Of course this is not just an AI or ML issue. When we think of the technologies powering digital transformation, there are a handful of technologies that are really efficient but frequently limited option solutions. Most robots, for example, are good at one or two activities that are constantly repeated, whether that action is in 3-D space (picking and placing parts) or in automating data transcription using RPA. IoT devices gather and transmit data effectively, but only the data that the sensors are meant to capture and transmit.
These deep but narrow competencies will eventually create highly productive and efficient but potentially fragile processes, where a small shift in focus or needs may expose the fact that these technologies, at least for the foreseeable future, aren't really good at rapidly shifting from one input, one data set or one job to another, even if the shift is somewhat inefficient.

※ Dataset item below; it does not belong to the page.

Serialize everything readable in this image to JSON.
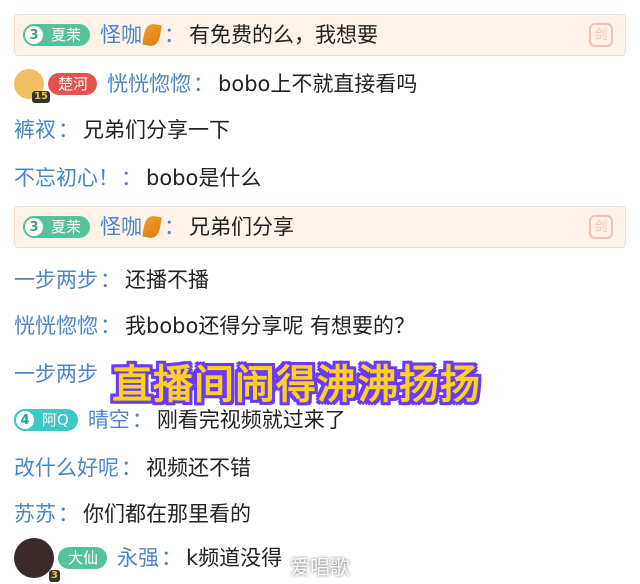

We humans, however, have evolved to do exactly that. For the most part we are multi-functional machines, capable of doing a wide variety of tasks without a lot of reprogramming, and we can shift from job to job, task to task relatively quickly. It seems as though as digital transformation takes hold, the ability to adapt, to be flexible and the ability to shift quickly from one task to another will be important when working with machines and intelligences that are relatively narrow and somewhat rigid in their capabilities.
What happens to the specialist?
What happens to people who have deep, deep learning and experience in a specific field that AI or ML can rapidly learn? At first they become the teachers of the technology, helping instruct the AI or ML on misdiagnoses, correcting errors and improving the model. Then, once the machines become nearly as good as the humans at detecting issues, humans become the explainers, telling people how the machines made their decisions, often defending the machines. Eventually, as machines can explain their decisions and provide sufficient evidence, humans in deep specialties may become much less valuable. What happens to a deep but narrow specialist once explainability arrives?
Where humans will thrive
Where humans will thrive in this rapidly approaching future is in places where there is little previously documented experience, where situations and models change frequently and without a pattern, where data is messy or missing, where a fast but "good enough" answer will suffice, or where tasks are frequently changing and don't allow time for re-purposing or retooling. These needs will still be filled by capable generalists who can apply a lot of intelligence, reasoning, creativity and dexterity to rapidly emerging challenges that haven't been seen previously or can't be adequately predicted.
At a time when our education systems are increasingly focused on narrow fields of study, we need a more comprehensive education system that reinforces a number of good skills simultaneously and turns out people able to rapidly shift from one task or skill to another. Instead of increasingly narrow PhD programs, what we need are robust programs that engage science, math, literature, technology, psychology and other disparate skills to prepare people for the challenges and opportunities they are likely to face as they increasingly work with intelligent machines.